I didn’t know where I wanted to go,
So I asked you to take the wheel.
You drove me to places I’d never been,
yet they were nowhere I wanted to be.
You offered me a five-course buffet
when all I wanted was sustenance,
and like anything else that’s overindulged,
it left me feeling hollow the next morning,
starving for more and sick from too much.
This went on for seven, or maybe thirteen, years?
When our daughter was born, I took the wheel
and drove us home, only nothing felt familiar anymore.
What I’d been missing was nowhere to be found,
and so I asked you to take us back to the only place I knew,
even though what I really wanted was to be anywhere else.

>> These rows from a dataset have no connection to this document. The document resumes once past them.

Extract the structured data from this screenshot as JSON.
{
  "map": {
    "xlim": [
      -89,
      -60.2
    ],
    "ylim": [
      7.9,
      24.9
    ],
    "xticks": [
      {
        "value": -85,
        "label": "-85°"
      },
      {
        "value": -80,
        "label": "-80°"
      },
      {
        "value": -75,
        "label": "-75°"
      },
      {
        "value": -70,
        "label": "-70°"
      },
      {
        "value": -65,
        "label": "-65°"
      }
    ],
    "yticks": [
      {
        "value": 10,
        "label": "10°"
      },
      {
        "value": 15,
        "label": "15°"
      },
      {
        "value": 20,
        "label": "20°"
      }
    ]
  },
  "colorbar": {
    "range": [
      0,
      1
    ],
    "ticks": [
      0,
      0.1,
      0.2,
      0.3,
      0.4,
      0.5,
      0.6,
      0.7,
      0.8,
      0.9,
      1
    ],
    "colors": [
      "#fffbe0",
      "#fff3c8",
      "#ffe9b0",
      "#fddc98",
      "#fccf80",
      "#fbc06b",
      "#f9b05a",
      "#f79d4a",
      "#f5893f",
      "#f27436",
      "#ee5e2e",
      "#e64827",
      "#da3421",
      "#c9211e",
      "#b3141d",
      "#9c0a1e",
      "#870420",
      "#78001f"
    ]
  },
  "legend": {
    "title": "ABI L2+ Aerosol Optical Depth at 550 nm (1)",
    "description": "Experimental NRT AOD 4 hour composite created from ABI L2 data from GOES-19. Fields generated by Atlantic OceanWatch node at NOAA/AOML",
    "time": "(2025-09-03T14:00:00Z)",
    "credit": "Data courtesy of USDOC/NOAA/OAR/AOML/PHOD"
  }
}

It took four more years, some infidelity, and a son
before I realized I was driving again–
and this time, I drove fast and hard, fearing time was running out.
Afraid of where I was headed, you kept grabbing for the wheel,
tried showing me the map.Only you didn’t have a map
to show me where I was going, just where I’d been.
Sometimes things happen like this:
Two people looking out into the distance see very different things.
Sometimes the oasis is real, but the desert is a figment of the imagination,
and while there is water everywhere, I’m dying of thirst.
Now I know, this is what happens when you’re the designated driver
and find out you’ve been asleep at the wheel.